O Terceiro Céu
O Terceiro Céu
Padre Maurício já não acreditava em milagres.
Décadas ouvindo confissões, enterrando fiéis e buscando um Deus cada vez mais silencioso o haviam esvaziado. Então, quando o Vaticano enviou uma carta urgente convocando-o para um caso incomum no interior do Brasil, ele aceitou.
O homem que precisavam exorcizar **não era humano**.
**◇**
A vila de São Justino era pequena, esquecida entre montanhas de pedra e estradas de terra. Mas seus moradores falavam de algo **maior**. Algo que desceu do céu numa noite sem estrelas.
— Ele se chama Gaspar. — O bispo local apertou os olhos, nervoso. — Apareceu no convento há três semanas.
— Um homem? — perguntou Maurício.
O bispo hesitou.
— Ele tem a forma de um homem.
**◇**
Gaspar estava sentado no centro de uma cela de pedra, com os pulsos atados por correntes benzidas.

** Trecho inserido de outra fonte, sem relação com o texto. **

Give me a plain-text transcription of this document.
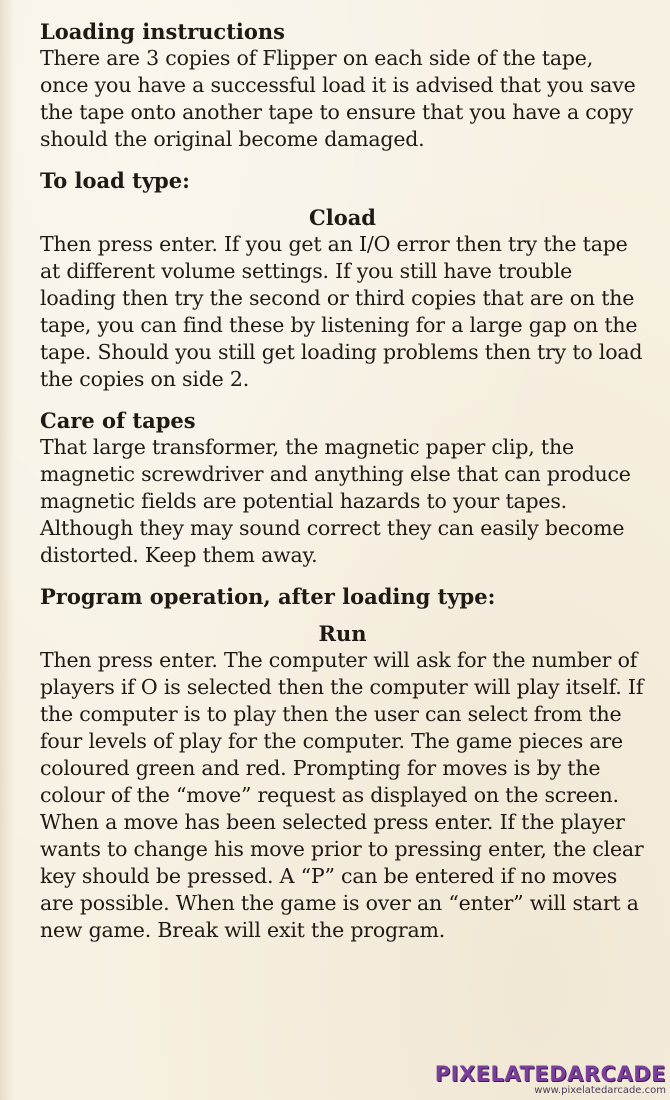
Loading instructions

There are 3 copies of Flipper on each side of the tape, once you have a successful load it is advised that you save the tape onto another tape to ensure that you have a copy should the original become damaged.

To load type:

Cload

Then press enter. If you get an I/O error then try the tape at different volume settings. If you still have trouble loading then try the second or third copies that are on the tape, you can find these by listening for a large gap on the tape. Should you still get loading problems then try to load the copies on side 2.

Care of tapes

That large transformer, the magnetic paper clip, the magnetic screwdriver and anything else that can produce magnetic fields are potential hazards to your tapes. Although they may sound correct they can easily become distorted. Keep them away.

Program operation, after loading type:

Run

Then press enter. The computer will ask for the number of players if O is selected then the computer will play itself. If the computer is to play then the user can select from the four levels of play for the computer. The game pieces are coloured green and red. Prompting for moves is by the colour of the “move” request as displayed on the screen. When a move has been selected press enter. If the player wants to change his move prior to pressing enter, the clear key should be pressed. A “P” can be entered if no moves are possible. When the game is over an “enter” will start a new game. Break will exit the program.

PIXELATEDARCADE
www.pixelatedarcade.com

Sua pele era **demasiadamente pálida**. Seus olhos eram fundos e negros, mas continham uma vastidão que Maurício não ousava encarar por muito tempo.

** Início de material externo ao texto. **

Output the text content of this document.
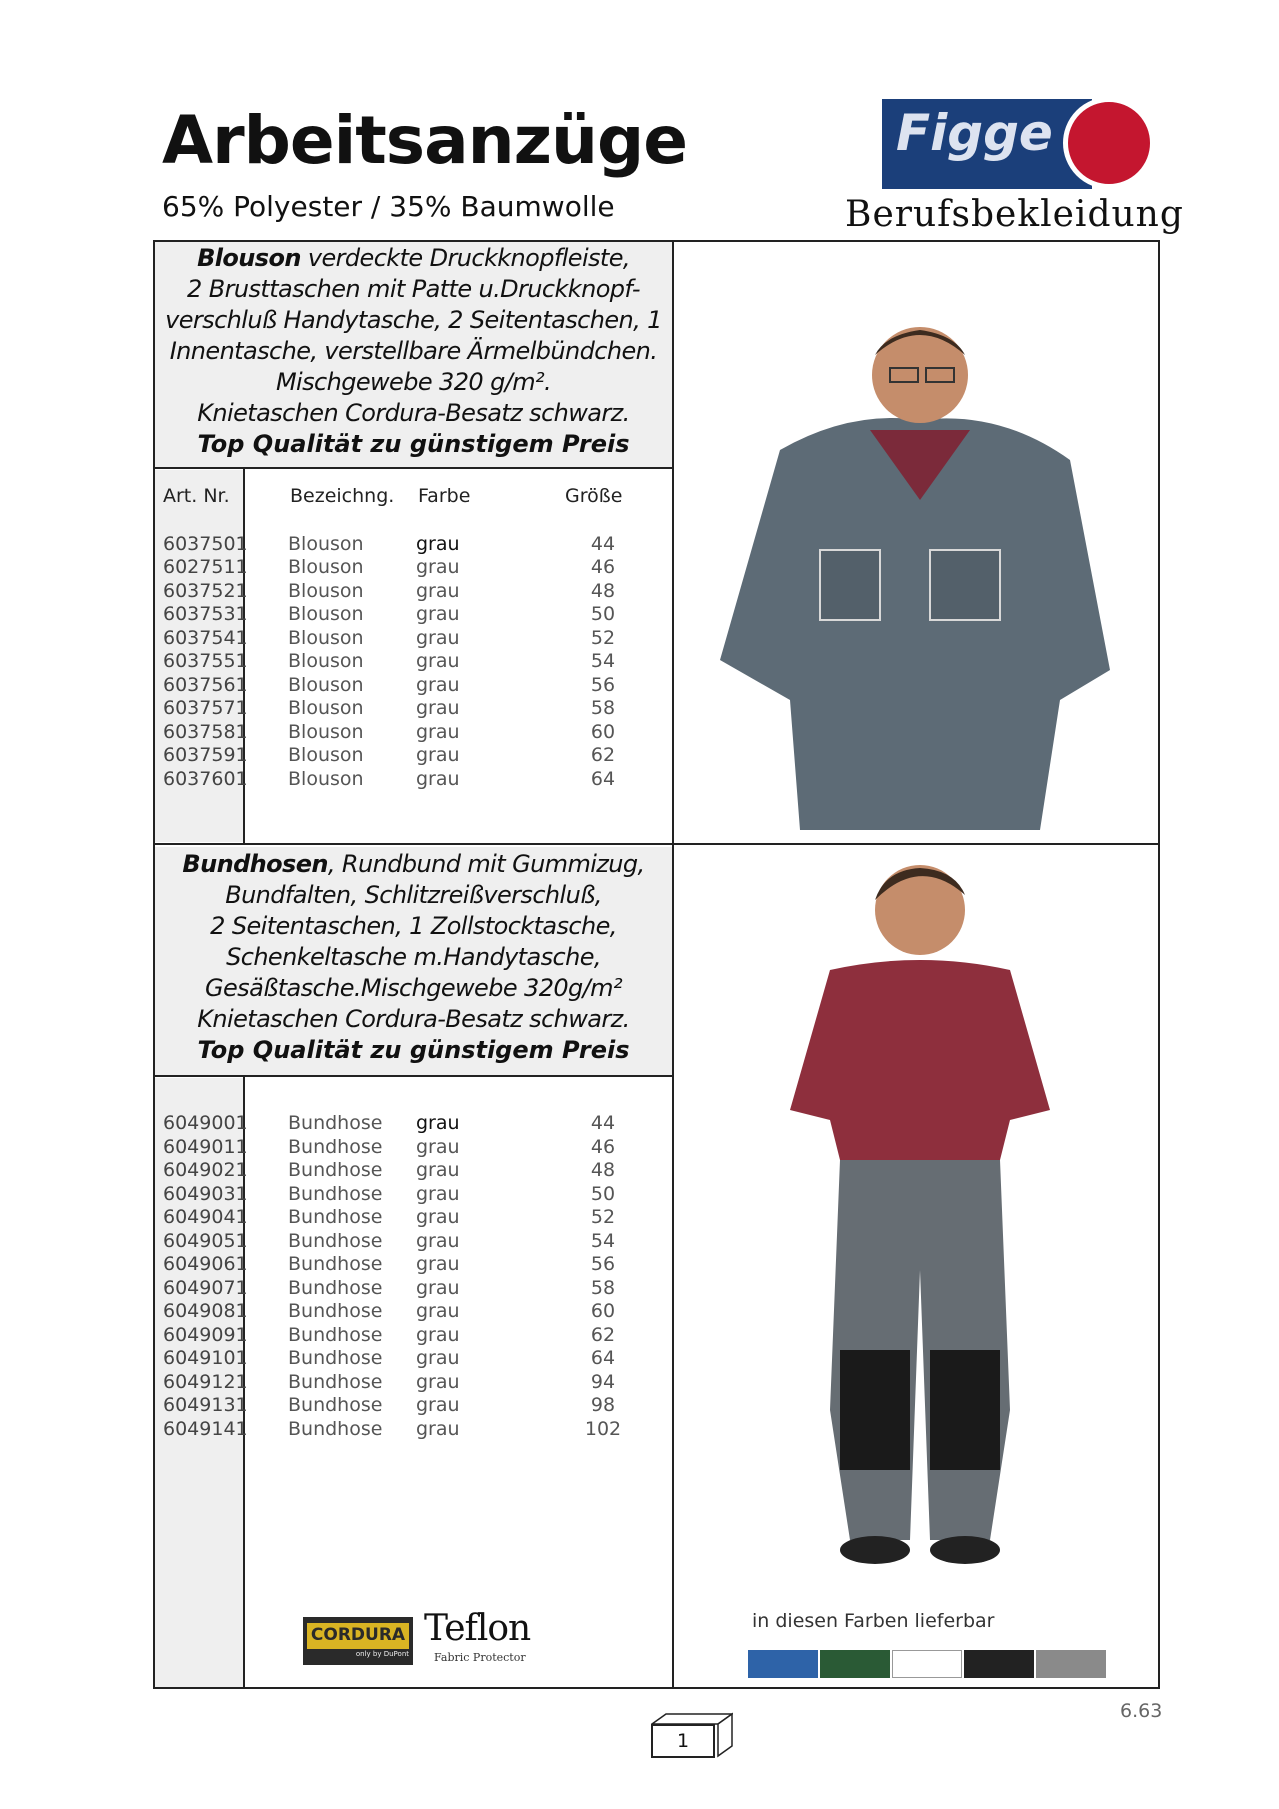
Arbeitsanzüge
65% Polyester / 35% Baumwolle
Figge
Berufsbekleidung
Blouson verdeckte Druckknopfleiste,
2 Brusttaschen mit Patte u.Druckknopf-
verschluß Handytasche, 2 Seitentaschen, 1
Innentasche, verstellbare Ärmelbündchen.
Mischgewebe 320 g/m².
Knietaschen Cordura-Besatz schwarz.
Top Qualität zu günstigem Preis
Bundhosen, Rundbund mit Gummizug,
Bundfalten, Schlitzreißverschluß,
2 Seitentaschen, 1 Zollstocktasche,
Schenkeltasche m.Handytasche,
Gesäßtasche.Mischgewebe 320g/m²
Knietaschen Cordura-Besatz schwarz.
Top Qualität zu günstigem Preis
Art. Nr.	Bezeichng. Farbe	Größe
6037501 Blouson	grau	44
6027511 Blouson	grau	46
6037521 Blouson	grau	48
6037531 Blouson	grau	50
6037541 Blouson	grau	52
6037551 Blouson	grau	54
6037561 Blouson	grau	56
6037571 Blouson	grau	58
6037581 Blouson	grau	60
6037591 Blouson	grau	62
6037601 Blouson	grau	64
6049001 Bundhose grau	44
6049011 Bundhose grau	46
6049021 Bundhose grau	48
6049031 Bundhose grau	50
6049041 Bundhose grau	52
6049051 Bundhose grau	54
6049061 Bundhose grau	56
6049071 Bundhose grau	58
6049081 Bundhose grau	60
6049091 Bundhose grau	62
6049101 Bundhose grau	64
6049121 Bundhose grau	94
6049131 Bundhose grau	98
6049141 Bundhose grau	102
CORDURA
only by DuPont
Teflon
Fabric Protector
in diesen Farben lieferbar
6.63
1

Quando o padre entrou, Gaspar ergueu o rosto e sorriu.
— **Você veio.**
A voz era errada.
Não saiu de sua boca, mas **do ar ao redor dele**.
**◇**
— Quem é você? — perguntou Maurício.
Gaspar piscou devagar.
— **Eu sou um servo.**
— De quem?
— **Do que veio antes.**
Maurício sentiu um arrepio rastejar por sua espinha.
— Você é um anjo caído?
Gaspar sorriu, triste.
— **Os anjos nunca subiram.**
**◇**
Na terceira noite, Gaspar começou a sussurrar nas paredes.
Palavras em línguas esquecidas, descrições de coisas que **não deviam existir**.
Os frades do convento taparam os ouvidos, mas ainda assim **ouviram**.
Um se jogou do campanário.
Outro arrancou os próprios olhos, dizendo que via **o terceiro céu**.
E então, Maurício entrou na cela.
Gaspar o olhou como se já esperasse por ele.
— **Você quer ver?**
**◇**
A última coisa que os frades ouviram naquela noite foi um grito.
Um som que **não poderia ter saído da garganta de um homem**.
Na manhã seguinte, Gaspar havia desaparecido.
E no chão de sua cela, escrito em sangue, havia apenas uma frase:
— **Ele olhou.**
Ninguém nunca mais viu Maurício.
Mas, às vezes, quando a noite está muito silenciosa, os moradores de São Justino dizem que podem ouvir uma voz no vento.
Sussurrando algo que **não deveria ser ouvido**.